The Irish team is to face New Zealand’s All Blacks rugby team at Soldier Field just three days before the election on Nov. 8.

“The rugby team should definitely rethink that decision because there is a very large Irish population in the States, and it could prejudice people’s view of Trump,” Irish lawmaker (and political activist) Brid Smith told the Irish Sun. “It could change how people feel about his role in America and his sexist and racist stance on many issues,” she said.

Cubs Corner: When Rogers and Sacks were young

Michael Sacks and John Rogers were vendors at Chicago Cubs games. | Sun-Times file photo

Michael Sacks and John Rogers were vendors at Chicago Cubs games. | Sun-Times file photo

Before John Rogers Jr. and Michael Sacks became notable names on the financial scene, they worked as vendors at Chicago Cubs games.

“It was one of the most transformative experiences of my life,” says Rogers, the founder, chairman and CEO of Ariel Investments and a friend of President Barack Obama.

“I grew up in the cloistered Hyde Park environment,” he says. In working at Wrigley Field for six years, starting at age 16, “I got exposed to a whole other part of the world, a whole other part of Chicago (where) people from all walks of life rubbed shoulder to shoulder. It was a different experience.” Rogers also was a vendor at White Sox and Bears games.

The job was a precursor to Rogers’ career in the financial industry. “You’d strategize and have a game plan that day and try to out-maneuver your fellow vendors,” he says.

One of them was Sacks, the chairman and CEO of GCM Grosvenor, another financial firm in Chicago.

“I sold Coca-Cola and peanuts at Wrigley, Comiskey and Soldier Field. It was a great job,” says Sacks, who today counts Mayor Rahm Emanuel as a good friend. “The harder you worked, the more money you made. The people were great, and you could keep an eye on the games.”

Both businessmen were members of SEUI 236; Rogers still carries his union card with him.

Naked truth about Dwyane Wade

Chicago Bulls star Dwyane Wade introduces Wade X Naked underwear. | Nordstrom

Chicago Bulls star Dwyane Wade introduces Wade X Naked underwear. | Nordstrom

Dwyane Wade shared a story from his childhood during a fashion show that introduced his high-end men’s underwear line with Naked Inc.

“Growing up, my dad worked at a company where he’d deliver boxes.

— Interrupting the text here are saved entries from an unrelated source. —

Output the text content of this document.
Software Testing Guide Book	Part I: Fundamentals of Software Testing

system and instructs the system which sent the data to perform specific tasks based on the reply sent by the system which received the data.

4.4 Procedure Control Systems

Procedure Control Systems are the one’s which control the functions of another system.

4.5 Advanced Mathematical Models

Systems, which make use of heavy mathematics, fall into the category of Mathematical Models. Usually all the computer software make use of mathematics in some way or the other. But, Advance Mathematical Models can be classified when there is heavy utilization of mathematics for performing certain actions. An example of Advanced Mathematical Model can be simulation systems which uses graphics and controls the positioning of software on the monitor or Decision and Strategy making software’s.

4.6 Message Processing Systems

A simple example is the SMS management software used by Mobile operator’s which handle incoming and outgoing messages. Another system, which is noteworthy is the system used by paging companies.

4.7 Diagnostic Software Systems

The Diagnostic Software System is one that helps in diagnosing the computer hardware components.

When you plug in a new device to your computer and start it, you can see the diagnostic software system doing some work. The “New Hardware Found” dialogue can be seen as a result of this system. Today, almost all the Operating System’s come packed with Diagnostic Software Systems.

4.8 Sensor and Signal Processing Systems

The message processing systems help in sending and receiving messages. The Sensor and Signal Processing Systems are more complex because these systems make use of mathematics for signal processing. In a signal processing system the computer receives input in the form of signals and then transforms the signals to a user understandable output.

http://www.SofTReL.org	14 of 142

It wasn’t a glamorous job, but I remember every Friday getting up and helping him iron his suit,” Wade recalled during an underwear debut at Nordstrom on Michigan Avenue. “He’d dress up every Friday. I felt some pride in that. He was delivering boxes in that suit. And I remember thinking, ‘When I grow up, that’s how I want to be. I want people to look at me a certain way, no matter what I’m doing.'”

The new Chicago Bulls star reflected on his humble beginnings growing up in suburban Robbins and “not having the resources or funds” to dress the way he wanted when he was young. That changed as his fortunes in the NBA rose, but he was still too shy to dress in an adventurous way, he says. It was only in the past decade that “I got more comfortable in my own skin.” It helped, too, that he got a stylist who offers tips on what to wear — even down to his underwear.